Criticism for the law largely stems from the notion that rather than foster true sex equality, the law’s declaration of a “privileged status” delineates women as “separate but equal.” Although people from across the religious and political spectrum applaud the law for guaranteeing a separate status for women, critics argue that this separate status undermines female equality. The term “equal” as used is not understood the same as the term “equal” would be in the American sense of the word. The Israeli use of the term equal implies, according to feminist intellectual Catharine MacKinnon, the “Aristotelian notion that equality entails the treatment of likes alike and un-likes differently in accordance with their unlikeness”. This interpretation of equality influences Israeli policy on gender equality and enabled the restrictive laws prohibiting women from entering combat positions in the Israel Defense Forces. This "separate but equal" ideology also influenced Israel to create the Women's Corps Women's Affairs advisor as a separate unit.

==Legacy==
Israeli Law 5711-1951 has had a lasting legacy on the state of gender equality in Israel. It has been revised once in 2000 updating much of the language and giving greater legal authority to the law. Halakha law remains the most difficult of equality issues to navigate today in Israel, even with the updated law 5711-1951. There is no civic marriage in Israel it must be done through the religious courts (Halakha, and Sharia law). However, in 2006 Gay Marriages done abroad were recognized as fit to be registered with the Official Registry in Israel, making what basically constitutes a "common law" marriage.

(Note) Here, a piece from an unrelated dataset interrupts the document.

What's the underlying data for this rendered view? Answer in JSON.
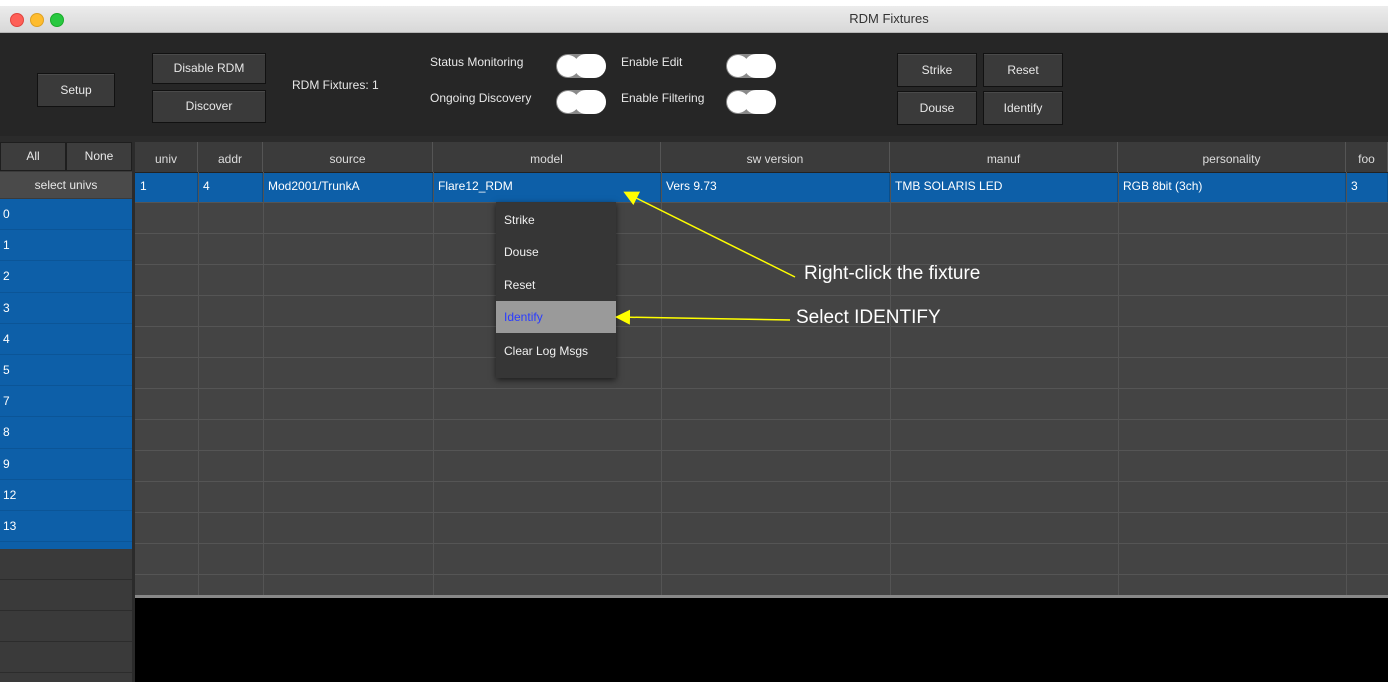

===Halima Brai v Qadi of the Sharia Muslim Court===
In 1955, widowed mother of three Halima Bria, got remarried. Under Sharia Law (which governed child custody for Muslims) a woman with children who remarried was no longer seen in Israeli legal terms as the "natural guardian" of her own children. Bria's sister-in-law submitted a claim to remove Bria's children from her custody. The only way in which Israeli law can trump a ruling by the religious courts (Islamic, Jewish, or Christian) is if the religious court "intentionally" ignored Law 5711-1951. The Israeli High Court did not side with Halima Bria and her children were removed from her custody. This case set the legal standard of allowing the various religious courts to have what amounts to near full autonomy in their rulings on issues within their competence.

===1986 Defense Service Law===
This law, later amended in 1999, allows all women access to any position in the Defense Forces that they qualify for. Though the law stipulates that both men and women must perform military service for their country, it is still far easier for a woman to be exempted then it is for a man. Women can still be exempted for their own religious or conscientious reasons. They are then supposed to substitute military service for "national service" for their required two years, although this seems to be rarely implemented. Men are subjected to the IDF's discretion if they are allowed to be exempted or not. The only exception being those studying to be rabbis at the country's various yeshivas. These of course are male only and yet another source for dissatisfaction among those demanding gender equality in Israel.